17 de agosto de 2022


Cinema em Maricá incentiva Cultura


08/07/2021


O Secretário de Cultura de Maricá, Sady Bianchin, é o entrevistado de hoje no Encontros da ABI com a Cultura , a partir das 19h30, pelo canal da ABI do YouTube. O sul-mato-grossense Sady Bianchin, figura de destaque na cena carioca na década de 1990, revoluciona a área cultural do município a 50km do Rio e onde está sendo implantado um Polo Cinematográfico para trazer as grandes produções e também colocar a cadeia produtiva local no cenário nacional. Com três gabinetes itinerantes em diferentes locais, uma caravana de artistas leva arte a cada canto da cidade como um instrumento de transformação social.
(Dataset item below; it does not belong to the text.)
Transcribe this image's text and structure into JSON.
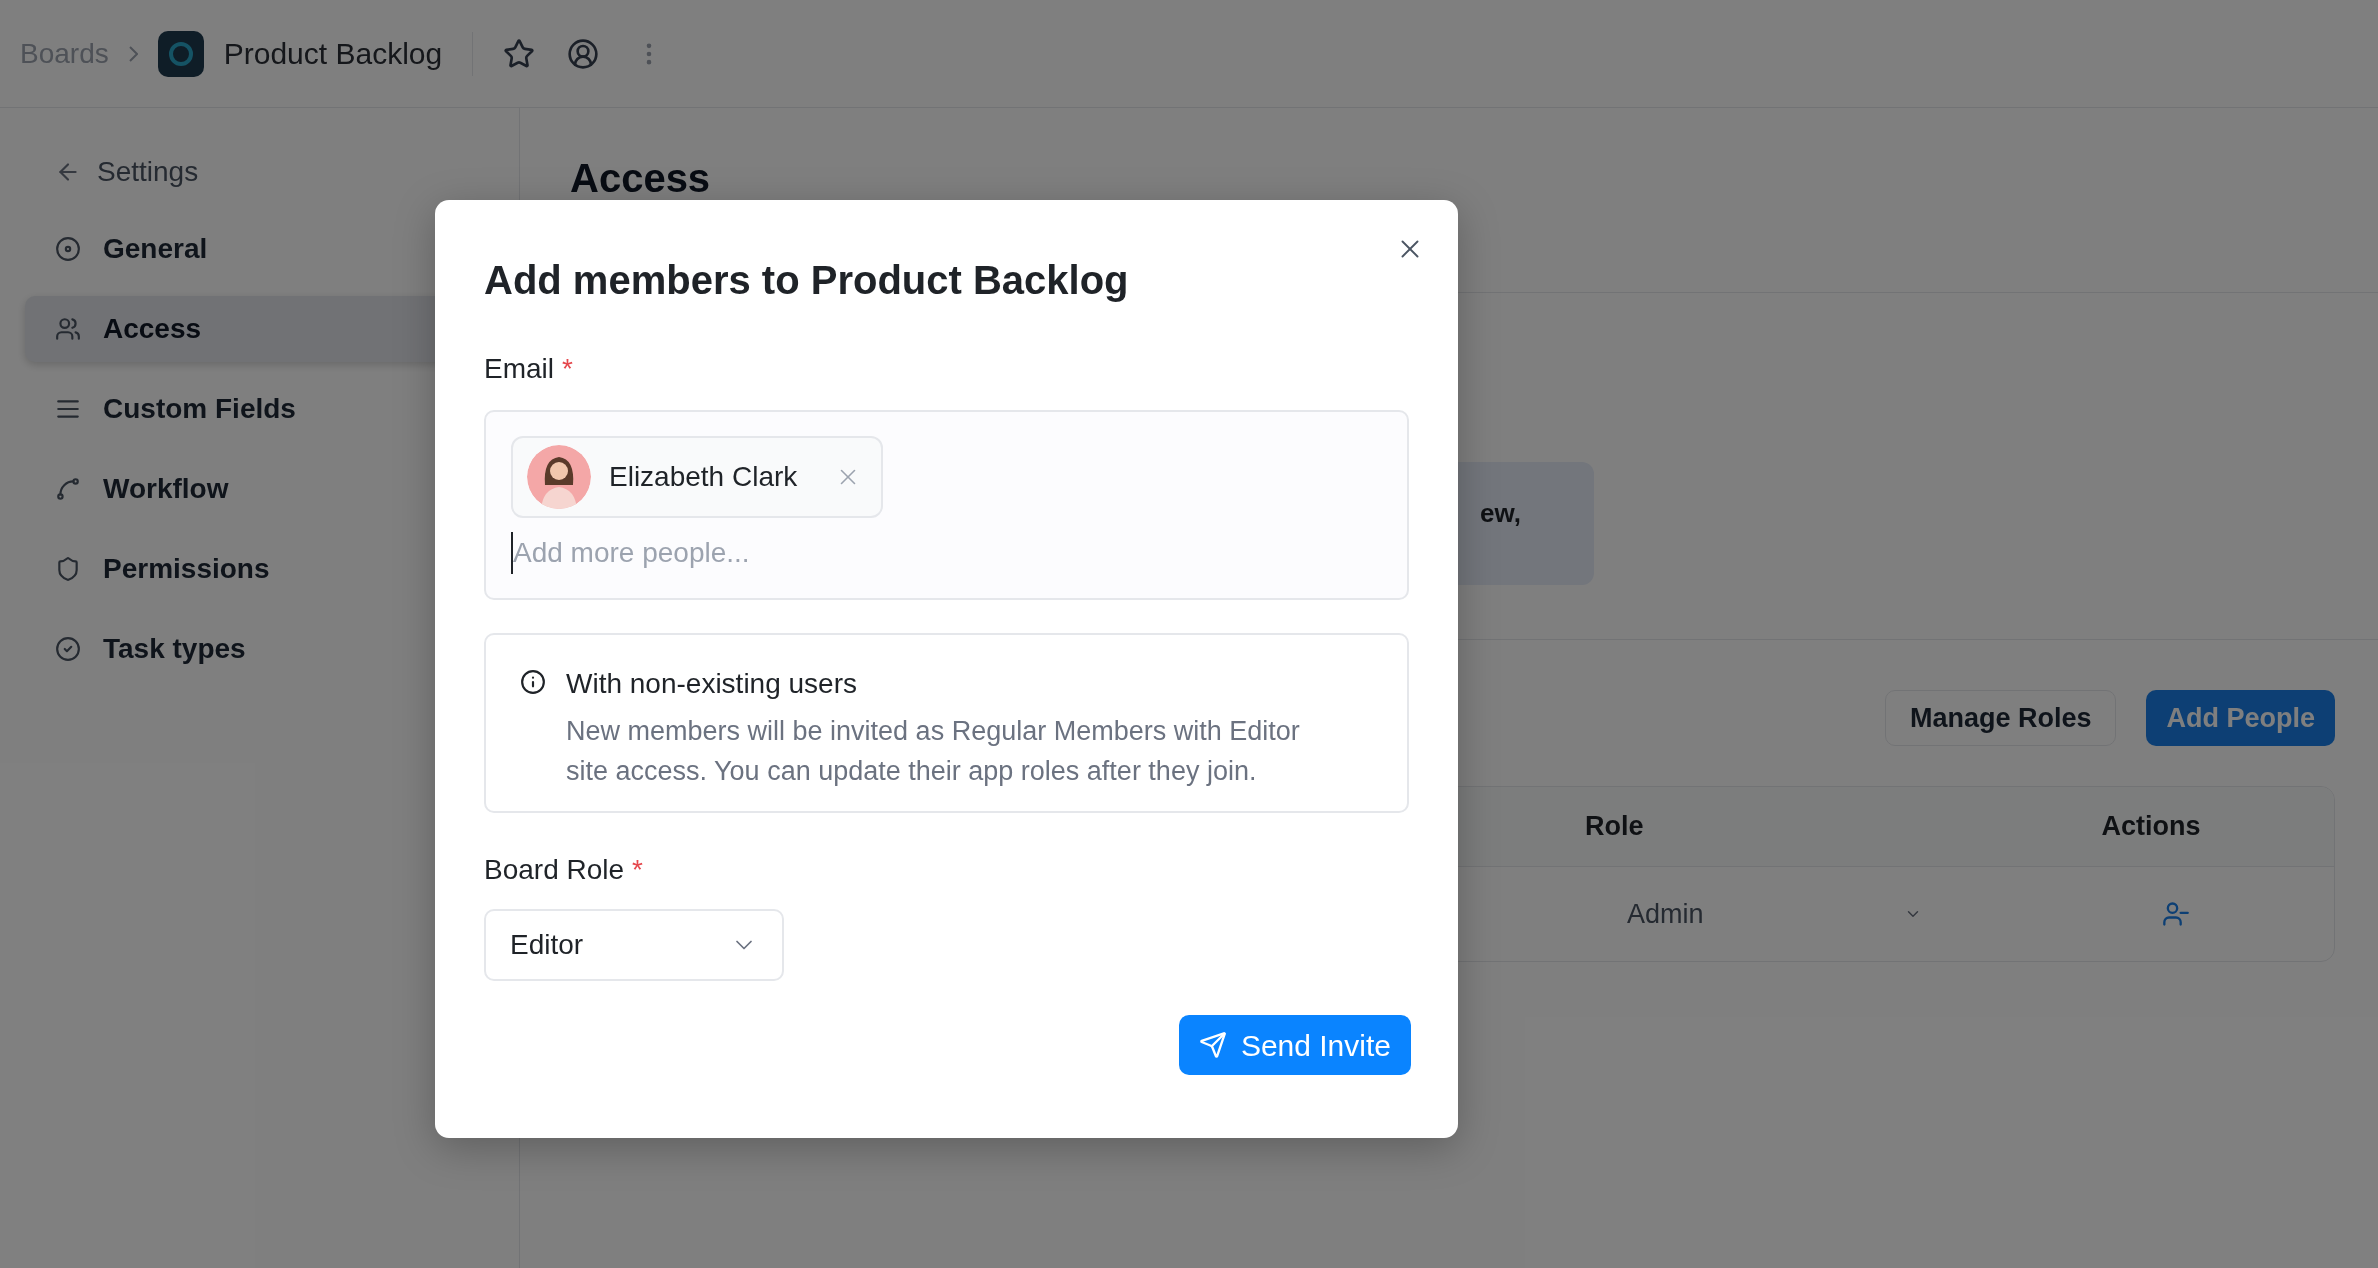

Empossado como Secretário de Cultura este ano, ele já vinha trabalhando na secretaria desde abril do ano passado. E Sady não faz por menos: é poeta, ator, jornalista, diretor teatral, sociólogo, doutor em Teatro e Sociedade pela Universidade de Roma, mestre em Ciência da Arte, publicou cinco livros de poesia, participando de 11 antologias. E ainda dá aula em três faculdades, além de ter criado projetos de poesia, incluindo o Forum Poesia no Rio de Janeiro onde reside desde 1977. Já foi publicado em sete países.

Em 40 anos de teatro, ele dirigiu e atuou em inúmeras peças, como O Mambembe, Hamlet Imaginário, Édipo Rei, O Alienista, Morte e Vida Severina, Rasga Coração e Navalha na Carne, entre outras, além de participar de 13 filmes, com destaque para Como Ser Solteiro no Rio de Janeiro (direção de Rosana Swartman) e Castro Alves: 150 anos (direção de Nelson Pereira dos Santos).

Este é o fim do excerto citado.